なお、「就労ビザ編」でもふれた通り、居住許可証を取得している人間は別途取得するExit Re-entry Visaというビザがなければ、たとえ居住許可証を持っていても自由に出入国をすることができない。Exit Re-entry Visaは1回使いきりのSingleタイプと、複数回出入国ができるMultipleタイプの2種類がある。Singleタイプは取得から3か月以内に行使をしなければならない。行使しない場合はキャンセル手続を取らねばならず、キャンセルを行わなかった場合は罰金が発生する。Multipleタイプは3か月以内に初回出国を行い、初回出国日から180日間有効となる。こちらも取得から3か月以内に出国を行わなければ、キャンセル手続を行わなければならない。
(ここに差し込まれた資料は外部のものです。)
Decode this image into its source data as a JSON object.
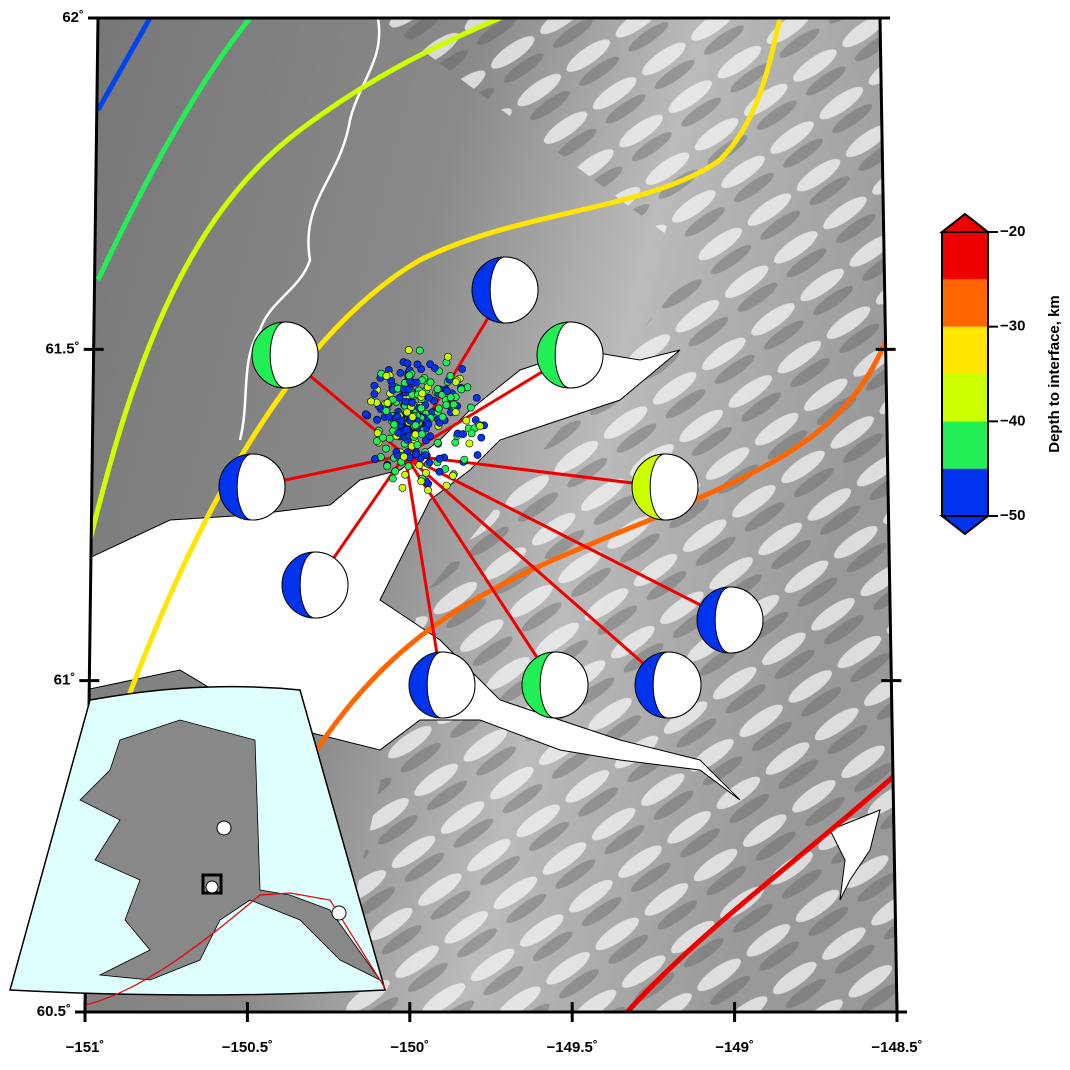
{
  "map": {
    "lat_ticks": [
      {
        "value": 62,
        "label": "62˚"
      },
      {
        "value": 61.5,
        "label": "61.5˚"
      },
      {
        "value": 61,
        "label": "61˚"
      },
      {
        "value": 60.5,
        "label": "60.5˚"
      }
    ],
    "lon_ticks": [
      {
        "value": -151,
        "label": "−151˚"
      },
      {
        "value": -150.5,
        "label": "−150.5˚"
      },
      {
        "value": -150,
        "label": "−150˚"
      },
      {
        "value": -149.5,
        "label": "−149.5˚"
      },
      {
        "value": -149,
        "label": "−149˚"
      },
      {
        "value": -148.5,
        "label": "−148.5˚"
      }
    ],
    "colorbar": {
      "title": "Depth to interface, km",
      "range": [
        -50,
        -20
      ],
      "ticks": [
        {
          "value": -20,
          "label": "−20"
        },
        {
          "value": -30,
          "label": "−30"
        },
        {
          "value": -40,
          "label": "−40"
        },
        {
          "value": -50,
          "label": "−50"
        }
      ],
      "colors": [
        "#0033ee",
        "#22ee55",
        "#ccff00",
        "#ffe600",
        "#ff6600",
        "#ee0000"
      ]
    }
  }
}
居住許可証で最終出国を行う場合は、Final Exit Visaと呼ばれるビザが必要となる。サウジアラビア国内で犯罪履歴があったり、交通違反の罰金を支払っていなかったりという場合はFinal Exit Visaが発行されることはない。

以上、3回にわたってサウジアラビアの各種ビザを見てきたが、いずれのビザを取得するにしても様々な手続が必要であり、時間もコストもかかる。一言で言ってしまうと「非常に面倒くさい国」なのである。ただ、この面倒臭さが様々なドラマを生むというのもまた事実である。